一方、野党は『それは米国の戦争に巻き込まれるリスクを高める』と反対している。
今後、我々はどちらの道を進むのか。
それが今の日本の最大の論点であり、次の選挙で問われるべき争点です」
田原さんは、平和国家の立場を明確にする改憲なら反対ではないが、戦争のできる「普通の国」を志向する改憲には反対する。
安倍政権の目指す改憲は後者に近く「戦争に巻き込まれるリスクが高い」と考えている。
「本当は、国会で与野党がこの論点について徹底して議論しなければいけないのだけどね……」。
それこそが自立した国のありようだ、と言いたげだった。
軍事産業の「利益優先」に危機感
米国製の高価な防衛装備の購入も目立つ。
例えば、事故が相次いだ新型輸送機オスプレイ。
日本は18年度までに計17機を導入する計画で、16年度は4機分447億円が予算計上された。

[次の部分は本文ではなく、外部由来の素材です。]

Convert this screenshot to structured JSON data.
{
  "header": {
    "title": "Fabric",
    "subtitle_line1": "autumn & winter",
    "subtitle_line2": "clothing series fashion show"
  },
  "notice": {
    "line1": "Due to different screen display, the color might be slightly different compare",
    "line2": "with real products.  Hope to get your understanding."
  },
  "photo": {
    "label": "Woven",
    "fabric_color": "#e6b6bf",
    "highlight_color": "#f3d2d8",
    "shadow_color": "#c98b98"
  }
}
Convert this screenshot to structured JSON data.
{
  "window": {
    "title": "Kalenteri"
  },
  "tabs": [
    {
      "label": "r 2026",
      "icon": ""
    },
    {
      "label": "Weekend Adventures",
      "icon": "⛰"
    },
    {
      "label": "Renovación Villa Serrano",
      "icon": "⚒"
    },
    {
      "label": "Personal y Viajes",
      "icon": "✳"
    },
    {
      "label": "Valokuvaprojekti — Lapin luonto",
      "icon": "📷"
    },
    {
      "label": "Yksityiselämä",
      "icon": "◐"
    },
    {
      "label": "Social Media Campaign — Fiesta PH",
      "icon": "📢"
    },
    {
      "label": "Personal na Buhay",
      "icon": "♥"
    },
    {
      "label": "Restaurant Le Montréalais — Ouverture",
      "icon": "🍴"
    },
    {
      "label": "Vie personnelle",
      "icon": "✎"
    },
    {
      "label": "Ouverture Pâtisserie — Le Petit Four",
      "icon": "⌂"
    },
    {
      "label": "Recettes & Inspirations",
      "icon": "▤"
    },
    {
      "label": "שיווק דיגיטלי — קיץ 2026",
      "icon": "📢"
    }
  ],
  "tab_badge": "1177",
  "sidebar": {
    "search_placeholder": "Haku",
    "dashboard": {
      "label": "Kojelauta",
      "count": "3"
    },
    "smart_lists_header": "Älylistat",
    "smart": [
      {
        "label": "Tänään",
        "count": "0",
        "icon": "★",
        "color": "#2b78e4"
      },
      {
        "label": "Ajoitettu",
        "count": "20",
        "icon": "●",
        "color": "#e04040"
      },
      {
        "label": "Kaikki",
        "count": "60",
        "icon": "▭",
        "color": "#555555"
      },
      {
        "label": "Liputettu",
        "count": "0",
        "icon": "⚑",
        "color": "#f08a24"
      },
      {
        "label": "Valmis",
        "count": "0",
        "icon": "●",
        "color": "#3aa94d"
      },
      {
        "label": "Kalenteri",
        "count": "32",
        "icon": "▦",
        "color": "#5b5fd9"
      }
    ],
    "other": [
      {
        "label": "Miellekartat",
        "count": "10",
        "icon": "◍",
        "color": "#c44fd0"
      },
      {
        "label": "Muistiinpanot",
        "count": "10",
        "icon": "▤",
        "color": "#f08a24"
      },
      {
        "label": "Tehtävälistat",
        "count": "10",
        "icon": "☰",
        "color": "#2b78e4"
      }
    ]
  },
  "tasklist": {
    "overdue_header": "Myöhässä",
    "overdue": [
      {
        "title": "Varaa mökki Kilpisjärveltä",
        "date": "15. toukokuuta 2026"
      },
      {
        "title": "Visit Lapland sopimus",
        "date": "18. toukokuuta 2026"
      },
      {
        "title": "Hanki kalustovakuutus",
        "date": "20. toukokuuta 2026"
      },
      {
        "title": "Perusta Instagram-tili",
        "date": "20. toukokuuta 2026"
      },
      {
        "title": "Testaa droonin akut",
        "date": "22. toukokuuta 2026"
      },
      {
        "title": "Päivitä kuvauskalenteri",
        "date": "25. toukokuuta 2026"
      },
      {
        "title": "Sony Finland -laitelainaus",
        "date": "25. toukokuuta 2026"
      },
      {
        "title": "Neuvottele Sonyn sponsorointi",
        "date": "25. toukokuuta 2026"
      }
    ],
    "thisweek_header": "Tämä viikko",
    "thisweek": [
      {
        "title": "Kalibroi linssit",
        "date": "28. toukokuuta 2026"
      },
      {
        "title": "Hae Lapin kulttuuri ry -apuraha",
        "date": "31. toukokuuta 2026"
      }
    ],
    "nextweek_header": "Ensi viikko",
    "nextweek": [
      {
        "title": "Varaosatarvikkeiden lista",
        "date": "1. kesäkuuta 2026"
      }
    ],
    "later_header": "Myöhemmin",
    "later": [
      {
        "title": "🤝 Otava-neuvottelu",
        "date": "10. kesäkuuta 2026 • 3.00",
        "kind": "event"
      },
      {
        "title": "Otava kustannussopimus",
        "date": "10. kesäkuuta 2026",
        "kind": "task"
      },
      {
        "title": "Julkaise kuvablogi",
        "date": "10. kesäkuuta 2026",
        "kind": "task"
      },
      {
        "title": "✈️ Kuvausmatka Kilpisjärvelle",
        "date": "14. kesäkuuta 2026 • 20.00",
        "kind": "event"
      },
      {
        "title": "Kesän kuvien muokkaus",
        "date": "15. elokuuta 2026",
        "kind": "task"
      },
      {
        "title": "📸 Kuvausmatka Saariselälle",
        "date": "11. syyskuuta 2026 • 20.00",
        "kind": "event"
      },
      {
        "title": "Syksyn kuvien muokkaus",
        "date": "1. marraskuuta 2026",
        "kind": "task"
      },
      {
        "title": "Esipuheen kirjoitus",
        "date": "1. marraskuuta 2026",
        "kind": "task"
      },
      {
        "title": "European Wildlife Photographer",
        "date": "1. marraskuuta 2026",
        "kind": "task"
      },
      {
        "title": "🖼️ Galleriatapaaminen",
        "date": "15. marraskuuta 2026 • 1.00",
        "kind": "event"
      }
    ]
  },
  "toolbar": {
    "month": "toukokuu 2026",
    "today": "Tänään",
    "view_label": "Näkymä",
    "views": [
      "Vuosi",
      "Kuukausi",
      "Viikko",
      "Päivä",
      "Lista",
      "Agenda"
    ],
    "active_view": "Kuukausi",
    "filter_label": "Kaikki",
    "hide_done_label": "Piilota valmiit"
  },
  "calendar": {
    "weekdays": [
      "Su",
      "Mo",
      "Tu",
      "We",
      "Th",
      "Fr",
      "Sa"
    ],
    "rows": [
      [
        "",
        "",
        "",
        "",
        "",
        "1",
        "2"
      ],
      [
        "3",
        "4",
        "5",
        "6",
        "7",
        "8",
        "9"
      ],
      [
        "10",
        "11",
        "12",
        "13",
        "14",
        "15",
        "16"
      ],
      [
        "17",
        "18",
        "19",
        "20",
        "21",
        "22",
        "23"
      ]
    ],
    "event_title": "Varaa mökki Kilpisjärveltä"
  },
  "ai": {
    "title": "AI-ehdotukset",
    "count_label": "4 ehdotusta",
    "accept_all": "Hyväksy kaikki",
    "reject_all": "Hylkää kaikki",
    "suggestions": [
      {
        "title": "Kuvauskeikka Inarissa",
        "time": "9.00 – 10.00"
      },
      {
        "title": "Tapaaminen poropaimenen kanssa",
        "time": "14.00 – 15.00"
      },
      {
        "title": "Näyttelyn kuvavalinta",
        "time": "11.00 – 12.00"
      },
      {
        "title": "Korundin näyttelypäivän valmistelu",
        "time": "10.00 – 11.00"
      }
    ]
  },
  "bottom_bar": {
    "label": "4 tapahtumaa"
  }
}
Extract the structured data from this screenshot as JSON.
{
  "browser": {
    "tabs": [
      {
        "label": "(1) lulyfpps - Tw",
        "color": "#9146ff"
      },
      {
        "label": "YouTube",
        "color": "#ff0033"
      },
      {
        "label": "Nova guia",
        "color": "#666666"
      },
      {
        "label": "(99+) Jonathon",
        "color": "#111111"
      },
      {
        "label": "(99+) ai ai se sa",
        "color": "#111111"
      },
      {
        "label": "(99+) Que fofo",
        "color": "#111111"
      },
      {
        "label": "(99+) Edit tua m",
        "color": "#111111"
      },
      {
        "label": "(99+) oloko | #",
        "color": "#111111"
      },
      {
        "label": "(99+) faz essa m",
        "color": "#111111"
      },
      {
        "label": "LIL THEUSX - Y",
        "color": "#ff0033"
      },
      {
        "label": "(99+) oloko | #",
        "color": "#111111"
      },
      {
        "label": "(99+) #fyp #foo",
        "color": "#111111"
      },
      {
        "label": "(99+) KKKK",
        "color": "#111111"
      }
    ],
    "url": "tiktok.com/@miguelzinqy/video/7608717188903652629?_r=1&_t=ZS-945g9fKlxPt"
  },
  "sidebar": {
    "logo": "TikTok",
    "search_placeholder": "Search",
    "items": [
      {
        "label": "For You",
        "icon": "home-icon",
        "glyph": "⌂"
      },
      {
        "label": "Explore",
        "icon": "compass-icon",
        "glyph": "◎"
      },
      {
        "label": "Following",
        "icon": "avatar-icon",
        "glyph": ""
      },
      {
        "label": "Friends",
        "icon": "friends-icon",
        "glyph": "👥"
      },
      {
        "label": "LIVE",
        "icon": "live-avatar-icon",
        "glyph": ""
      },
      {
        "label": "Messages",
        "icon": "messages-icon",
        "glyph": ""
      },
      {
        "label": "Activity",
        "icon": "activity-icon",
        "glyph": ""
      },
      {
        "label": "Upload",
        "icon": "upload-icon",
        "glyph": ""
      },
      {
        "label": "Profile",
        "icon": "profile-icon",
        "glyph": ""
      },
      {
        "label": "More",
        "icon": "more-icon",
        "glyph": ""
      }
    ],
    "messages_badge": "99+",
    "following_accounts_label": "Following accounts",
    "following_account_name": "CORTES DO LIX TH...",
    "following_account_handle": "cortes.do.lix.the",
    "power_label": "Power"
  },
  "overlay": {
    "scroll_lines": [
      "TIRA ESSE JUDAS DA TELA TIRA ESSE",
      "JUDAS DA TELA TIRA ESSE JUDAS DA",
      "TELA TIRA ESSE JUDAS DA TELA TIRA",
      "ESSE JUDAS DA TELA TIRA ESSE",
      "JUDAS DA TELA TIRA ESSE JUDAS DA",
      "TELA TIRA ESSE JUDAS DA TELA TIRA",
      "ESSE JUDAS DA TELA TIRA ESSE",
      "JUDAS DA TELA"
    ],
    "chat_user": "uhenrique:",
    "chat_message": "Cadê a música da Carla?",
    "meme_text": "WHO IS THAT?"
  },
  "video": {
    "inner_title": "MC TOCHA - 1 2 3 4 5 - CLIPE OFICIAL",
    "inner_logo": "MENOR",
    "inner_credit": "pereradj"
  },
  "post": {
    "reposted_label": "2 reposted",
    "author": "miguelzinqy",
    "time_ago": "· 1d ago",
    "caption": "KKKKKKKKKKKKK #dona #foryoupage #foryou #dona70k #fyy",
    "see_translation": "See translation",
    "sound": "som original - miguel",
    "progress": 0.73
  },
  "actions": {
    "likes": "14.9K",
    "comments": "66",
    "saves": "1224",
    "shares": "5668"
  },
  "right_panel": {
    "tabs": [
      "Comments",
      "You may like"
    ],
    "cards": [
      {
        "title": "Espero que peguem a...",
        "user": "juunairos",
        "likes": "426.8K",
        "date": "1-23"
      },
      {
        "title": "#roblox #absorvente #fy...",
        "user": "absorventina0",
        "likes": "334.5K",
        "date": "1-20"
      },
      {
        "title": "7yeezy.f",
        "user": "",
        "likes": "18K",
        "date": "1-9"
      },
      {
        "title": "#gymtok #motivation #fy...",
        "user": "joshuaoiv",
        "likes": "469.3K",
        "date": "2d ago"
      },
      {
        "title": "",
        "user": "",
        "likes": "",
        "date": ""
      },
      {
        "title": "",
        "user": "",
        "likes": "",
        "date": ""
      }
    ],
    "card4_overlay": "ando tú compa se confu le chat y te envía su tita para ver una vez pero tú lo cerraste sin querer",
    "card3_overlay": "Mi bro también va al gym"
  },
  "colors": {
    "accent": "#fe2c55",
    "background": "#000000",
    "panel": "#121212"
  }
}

1機当たり約112億円だが、これとは別に、操縦を学ぶための米国留学や技術支援費など関連費353億円がかかる。
これらを含めれば1機当たり200億円。
他にも購入が決まっている滞空型無人機グローバルホーク、戦闘機F35A、新早期警戒機E2Dなどは全て米国製だ。
米国社会に詳しいジャーナリストの堤未果さんは
「米政府の後ろには軍事産業や金融機関なども結びついた軍産複合体があります。
米国に限らず、現代の国家はグローバル企業の利益代表としての色合いを強めており、国民の利益は優先されていない」
と指摘する。
「見方を変えれば、アーミテージ氏なども単なる『代理人』。
私たちは誰が利益を得て、誰が犠牲になるのかを見抜く必要があります」
米国追従は果たして当然のことなのか。
安保関連法施行が近づく今こそ再考すべきだ。
「ザ・思いやり」の一場面。米ハリウッドで、バクレーさん(左)が日本の「思いやり予算」について説明すると、右のフランス人男性は言った。「そこまで思いやるならフォアグラを食わせればいい」
(当ブログのコメント)
思いやり予算を増したのは、日本を自力で戦争をできる国に変えていっている安倍政権が、アメリカを欺くために、安倍政権はアメリカに従属すると思わせるための小手先の戦術かもしれない。
やがては、アメリカを奇襲して(悲願の)戦争を始めるための一時期の「敵を欺く」戦術かもしれない。
岡田民主党代表の「改憲の緊急事態条項は政令で国民の権利を制限できるナチスへの道」という断言は正しい。